We are running two Bind 9.2.1 name servers on Solaris. We are having
trouble with a particular domain -- sbj.net. I know there is a problem
with the domain. The root servers think that ns1-auth.sprintlink.net and
ns1.corpranet.net are supposed to be the authoritative servers for the
domain, whereas ns1.corpranet.net and ns1.positech.net are apparently
*supposed* to be the authoritative servers, and ns1-auth.sprintlink.net
indicates that it is *not* authoritative for sbj.net.

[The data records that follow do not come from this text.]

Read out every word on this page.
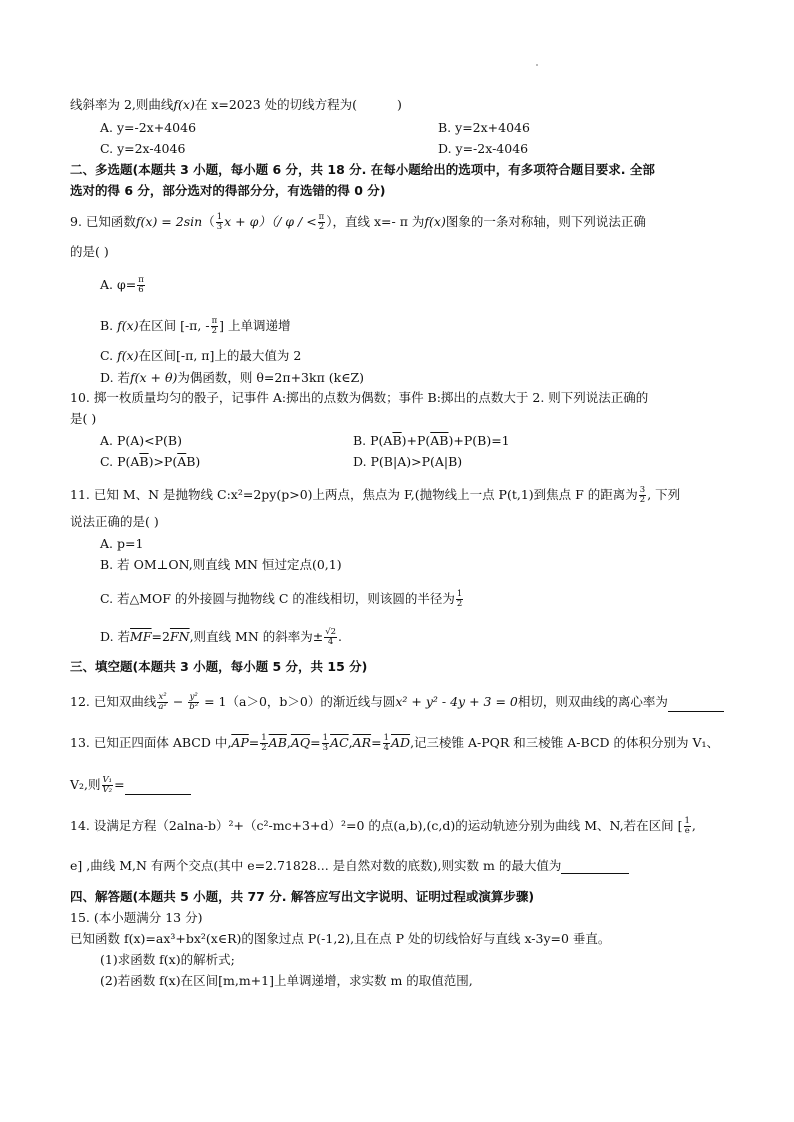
线斜率为 2,则曲线f(x)在 x=2023 处的切线方程为(	)
A. y=-2x+4046	B. y=2x+4046
C. y=2x-4046	D. y=-2x-4046
二、多选题(本题共 3 小题，每小题 6 分，共 18 分. 在每小题给出的选项中，有多项符合题目要求. 全部
选对的得 6 分，部分选对的得部分分，有选错的得 0 分)
9. 已知函数$f(x) = 2\sin( \frac{1}{3}$ x + φ）（/ φ / < $\frac{\pi}{2}$ ），直线 x=- π 为f(x)图象的一条对称轴，则下列说法正确
的是( )
A. $\varphi= \frac{\pi}{6}$
B. f(x)在区间 [-π, - $\frac{\pi}{2}$ ] 上单调递增
C. f(x)在区间[-π, π]上的最大值为 2
D. 若f(x + θ)为偶函数，则 θ=2π+3kπ (k∈Z)
10. 掷一枚质量均匀的骰子，记事件 A:掷出的点数为偶数；事件 B:掷出的点数大于 2. 则下列说法正确的
是( )
A. P(A)<P(B)	B. $P(A\overline{B})+P(\overline{AB})+P(B)=1$
C. $P(A\overline{B})>P(\overline{A}B)$	D. P(B|A)>P(A|B)
11. 已知 M、N 是抛物线 C:x²=2py(p>0)上两点，焦点为 F,(抛物线上一点 P(t,1)到焦点 F 的距离为 $\frac{3}{2}$ , 下列
说法正确的是( )
A. p=1
B. 若 OM⊥ON,则直线 MN 恒过定点(0,1)
C. 若△MOF 的外接圆与抛物线 C 的准线相切，则该圆的半径为 $\frac{1}{2}$
D. 若$\overline{MF}=2\overline{FN}$,则直线 MN 的斜率为± $\frac{√2}{4}$ .
三、填空题(本题共 3 小题，每小题 5 分，共 15 分)
12. 已知双曲线 $\frac{\text{x²}}{\text{a²}} - \frac{\text{y²}}{\text{b²}} = 1(a>0$，b＞0）的渐近线与圆x² + y² - 4y + 3 = 0相切，则双曲线的离心率为
13. 已知正四面体 ABCD 中$,\overline{AP}= \frac{1}{2} \overline{AB},\overline{AQ}= \frac{1}{3} \overline{AC},\overline{AR}= \frac{1}{4} \overline{AD}$,记三棱锥 A-PQR 和三棱锥 A-BCD 的体积分别为 V₁、
V₂,则 $\frac{\text{V₁}}{\text{V₂}}$ =
14. 设满足方程（2alna-b）²+（c²-mc+3+d）²=0 的点(a,b),(c,d)的运动轨迹分别为曲线 M、N,若在区间 [ $\frac{1}{e}$ ,
e] ,曲线 M,N 有两个交点(其中 e=2.71828... 是自然对数的底数),则实数 m 的最大值为
四、解答题(本题共 5 小题，共 77 分. 解答应写出文字说明、证明过程或演算步骤)
15. (本小题满分 13 分)
已知函数 f(x)=ax³+bx²(x∈R)的图象过点 P(-1,2),且在点 P 处的切线恰好与直线 x-3y=0 垂直。
(1)求函数 f(x)的解析式;
(2)若函数 f(x)在区间[m,m+1]上单调递增，求实数 m 的取值范围,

If I flush the cache (rndc flush) on our servers, they will successfully
resolve the A record for sbj.net. A dump of the database at that point
shows that our servers have cached ns1.corpranet.net and ns1.positech.net
as nameservers for sbj.net:

----------------------------------------------------------------
; authauthority
sbj.net. 3554 NS ns1.positech.net.
3554 NS ns1.corpranet.net.
; authanswer
3554 A 69.27.136.10
; authanswer
www.sbj.net. 3554 CNAME sbj.net.
----------------------------------------------------------------


After the NS records for sbj.net time out (1 hour), our servers then
return SERVFAIL for sbj.net. A dump of the database at that point shows
that our servers have cached ns1.corpranet.net and ns1-auth.sprintlink.net
as nameservers for sbj.net:

------------------------------------------------------------------
; glue
sbj.NET. 155685 NS ns1.corpranet.net.
155685 NS ns1-auth.sprintlink.net.
; glue
sbs2003.NET. 149675 NS ns1.sbs2003.net.
------------------------------------------------------------------


My questions are:

1) Why do our servers sometime cache ns1.corpranet.net and
ns1.positech.net as the nameservers for sbj.net, and why do they sometimes
cache ns1.corpranet.net and ns1-auth.sprintlink.net instead? Why are they
not consistent?

2) *Should* our nameservers be caching ns1-auth.sprintlink.net as a
nameserver for sbj.net, since that server is lame for sbj.net?

3) If the answer to (2) is yes, is there any way to configure our servers
to keep them from caching lame servers (JUST the lame servers without
affecting caching for anything else)?

4) Why are our nameservers returning SERVFAIL when ns1-auth.sprintlink.net
is in the cache, since ns1.corpranet.net is also in the cache and is
authoritative for sbj.net. (In other words, why don't our servers go
ahead and try to query ns1.corpranet.net even though
ns1-auth.sprintlink.net is lame for sbj.net?)

I'm not saying our servers are doing anything wrong. I just want to
understand why they are doing what they are doing.

Thanks.

Ben Bridges
Network Engineer
SpringNet / City Utilities of Springfield, MO